高校2年まで個人メドレーをメインにしていた佐藤は、自由形を専門にするやいなや頭角を顕してきた。大学1年になった05年日本選手権100mで2位になって、世界水泳の初代表に。本番の100mこそ予選26位に終わったが、第4泳者として泳いだ4×100mリレーのラップは48秒53。スタート時のリアクションタイムを考えれば、49秒2は確実に出せる泳力を見せた。そして9月のインカレ水泳では400mリレー予選と、100m決勝で49秒73、49秒71と日本記録を連発して日本選手初の50秒突破を実現。世界水泳の泳ぎがフロックではなかったことを証明した。

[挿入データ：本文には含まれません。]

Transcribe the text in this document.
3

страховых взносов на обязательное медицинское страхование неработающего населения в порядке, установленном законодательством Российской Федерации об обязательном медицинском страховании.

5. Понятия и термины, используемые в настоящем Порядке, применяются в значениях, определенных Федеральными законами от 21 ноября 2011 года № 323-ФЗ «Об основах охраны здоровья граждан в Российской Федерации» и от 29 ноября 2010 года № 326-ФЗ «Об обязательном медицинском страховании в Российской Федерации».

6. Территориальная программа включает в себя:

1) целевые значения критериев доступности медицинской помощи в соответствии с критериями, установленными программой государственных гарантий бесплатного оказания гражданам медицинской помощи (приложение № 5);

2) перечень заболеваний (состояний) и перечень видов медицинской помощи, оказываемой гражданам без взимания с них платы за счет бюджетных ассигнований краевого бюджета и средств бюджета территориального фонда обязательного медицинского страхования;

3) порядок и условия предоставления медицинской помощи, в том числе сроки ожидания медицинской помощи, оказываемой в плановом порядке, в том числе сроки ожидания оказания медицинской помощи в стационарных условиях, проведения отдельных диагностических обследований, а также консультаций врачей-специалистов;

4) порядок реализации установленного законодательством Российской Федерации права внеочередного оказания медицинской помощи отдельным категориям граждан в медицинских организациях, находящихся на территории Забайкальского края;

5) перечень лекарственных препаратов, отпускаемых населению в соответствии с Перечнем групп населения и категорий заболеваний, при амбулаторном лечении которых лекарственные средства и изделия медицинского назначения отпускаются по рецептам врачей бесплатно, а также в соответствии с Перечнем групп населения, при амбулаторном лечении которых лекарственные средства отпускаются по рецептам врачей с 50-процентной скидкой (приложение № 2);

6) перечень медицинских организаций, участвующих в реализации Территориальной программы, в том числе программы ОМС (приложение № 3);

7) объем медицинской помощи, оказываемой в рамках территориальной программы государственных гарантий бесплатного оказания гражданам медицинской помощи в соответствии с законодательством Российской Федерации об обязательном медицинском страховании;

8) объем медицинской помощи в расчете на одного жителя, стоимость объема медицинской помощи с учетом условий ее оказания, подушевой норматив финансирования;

06年は体調不良で日本選手権6位で国際大会の代表はなれず。その悔しさをバネにした07年は、4月の日本選手権で49秒32の日本新をマーク。7月に肩を痛めたのをキッカケに、ストレートアームに泳法を改造すると、8月の世界競泳で49秒22を。9月のインカレ水泳ではそれを48秒91まで引き上げたのだ。
この記録は07年世界ランキング15位だが、100m自由形への夢だけでなく、メドレーリレーでの銀以上への期待も広がるものだ。
そんな彼に今要求されるのは、狙った大会で結果を出すことだ。派遣標準48秒88を突破しての優勝が、世界へ向けての第一歩になる。